Tony Blair has told the Labour Party what it might – now – be willing to hear
The former prime minister has made clear that Jeremy Corbyn’s successor will have to redefine what ‘radical’ means, writes John Rentoul
It has taken a long time, but I think more and more members and supporters of the Labour Party are now interested in what Tony Blair has to say. Admittedly, today’s lecture at King’s College London was to an audience of Blairites, including family, friends and lots of people who used to work for him.
But there were also some students there, and I noticed quite a lot of surreptitious but emphatic nodding going on. It reminded me that the late Philip Gould, the Labour pollster, used to say that the aim of Blair’s speeches and interviews was to get people watching on TV “nodding along”. That has long been an exceptional skill of Blair’s – he said the Labour Party does “better when we are the calm voice of reason” – but he has been through a long period when most of the party wished he would just shut up and go away.
The election defeat in December has changed that. Although many Labour members don’t want to let go of their “radical” policies, they are open to debate about priorities and how to communicate them.
Which is why Blair’s urgent message today seemed well timed. His central argument was not that Labour should be more “moderate” – although, as he pointed out, that would help – but that it must redefine what “radical” means. He said: “We want to tackle inequality, promote social justice, redistribute power and deal with climate change, but that can’t be left to the politics of street protest.”
He argued, and this was his first “nodalong” moment, that this required Labour to adopt a “mentality of government”. He said: “The Labour Party is not an NGO, or a pressure group; its aim is not to trend on Twitter; or to win endorsements from celebrities – which are usually temporary, by the way.”
The party needs to be serious about the hard choices of government, he said, and laid into the comforting Labour myth that its policies are popular. “The voters did not like the policies,” he said, attacking “the fallacy of polling individual policies and thinking you’re learning something”.
He said there is a difference between a “three-second, a 30-second and a three-minute conversation”. The three-second version is: “Should the railways be nationalised?” To which the short answer is usually “Yes”. The 30-second version is about who is going to pay for it and whether other policies are more pressing, and the three-minute version has to consider the future of driverless cars and a zero-carbon transport system, in which the question of the ownership of one mode of transport falls down the order of priorities.
This was part of a wider problem with the manifesto, which he said he had read in full.
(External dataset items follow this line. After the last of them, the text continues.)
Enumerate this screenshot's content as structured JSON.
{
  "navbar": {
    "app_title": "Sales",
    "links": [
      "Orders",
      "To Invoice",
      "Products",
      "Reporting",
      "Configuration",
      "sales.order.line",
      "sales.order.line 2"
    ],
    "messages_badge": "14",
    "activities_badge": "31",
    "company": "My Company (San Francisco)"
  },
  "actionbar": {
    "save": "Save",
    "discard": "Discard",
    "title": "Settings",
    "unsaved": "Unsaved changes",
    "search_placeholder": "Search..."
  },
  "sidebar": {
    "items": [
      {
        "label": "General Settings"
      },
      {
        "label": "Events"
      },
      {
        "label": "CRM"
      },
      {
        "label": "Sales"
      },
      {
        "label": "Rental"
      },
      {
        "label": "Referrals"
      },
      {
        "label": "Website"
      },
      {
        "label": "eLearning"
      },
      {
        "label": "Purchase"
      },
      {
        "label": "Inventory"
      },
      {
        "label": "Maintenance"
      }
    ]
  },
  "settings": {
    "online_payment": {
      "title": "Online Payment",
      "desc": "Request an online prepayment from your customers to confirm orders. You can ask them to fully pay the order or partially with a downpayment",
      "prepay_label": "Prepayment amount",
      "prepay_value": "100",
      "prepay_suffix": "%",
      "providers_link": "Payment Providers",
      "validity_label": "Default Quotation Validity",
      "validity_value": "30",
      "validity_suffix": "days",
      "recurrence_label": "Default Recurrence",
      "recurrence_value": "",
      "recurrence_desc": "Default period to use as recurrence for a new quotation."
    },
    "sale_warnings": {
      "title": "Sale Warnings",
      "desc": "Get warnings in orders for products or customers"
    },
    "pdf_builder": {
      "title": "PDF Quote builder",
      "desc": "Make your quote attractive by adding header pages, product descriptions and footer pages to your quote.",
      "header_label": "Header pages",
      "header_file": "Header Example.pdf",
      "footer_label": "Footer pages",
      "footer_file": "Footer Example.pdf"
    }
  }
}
The more you read, the less credible it seemed, he said. It seemed to have been compiled by saying “Yes” to every shadow minister who “knocked on the door and said here’s a 10-point plan and I want £1bn”. The voters could sense it, he said: “If you’re living a really tough life and someone promises you the Earth, it’s not credible.”
He clearly thought the current leadership campaign was failing to engage in this debate, and you could almost feel the frustration as he said: “I cut a lot of slack to those fighting a leadership campaign.” He knew what it was like, and accepted that he had not said, during his leadership campaign in 1994, for example, that he wanted to scrap the commitment to public ownership in Clause IV of the party’s constitution. “But no one was in any doubt that the party was going to change if I was elected.”
And he became animated when asked how he felt now that Sedgefield, his old seat, was in Tory hands: “I feel angry when the Labour Party refuses to do what’s necessary to win.”
He refused to be drawn on which candidate he supported for the leadership, saying he didn’t want to “damage” anybody. But he was critical of Keir Starmer, without naming him, by disagreeing with “people who say, ‘We’ve got to unite’ – the first thing is that you have to decide, then you can think about how to unite”.
He said he thought the party’s half a million members would divide: most want radical change and are open minded about how to achieve it; and then there is the “sectarian far left”, and he implied that the party would just have to wait for them to go away.
Typically for Blair, and despite the lecture being billed as a reflection on 120 years since the Labour Party was founded in February 1900, he hardly dwelt on history at all – except to make a familiar argument about seeking to reunite the Labour and Liberal traditions. This has always been about an attitude – an ambition to make the Lib Dems redundant by making the broadest possible electoral pitch – rather than a call for the parties to merge.
As ever, it is today’s politics that Blair is really interested in. He cannot resist analysing it, anticipating what is coming next – it’s the tech revolution, apparently, and it’s going to change everything – and saying what Labour should do in ways that get people nodding along.
But now, for the first time in more than a decade, I think many Labour people are ready to listen.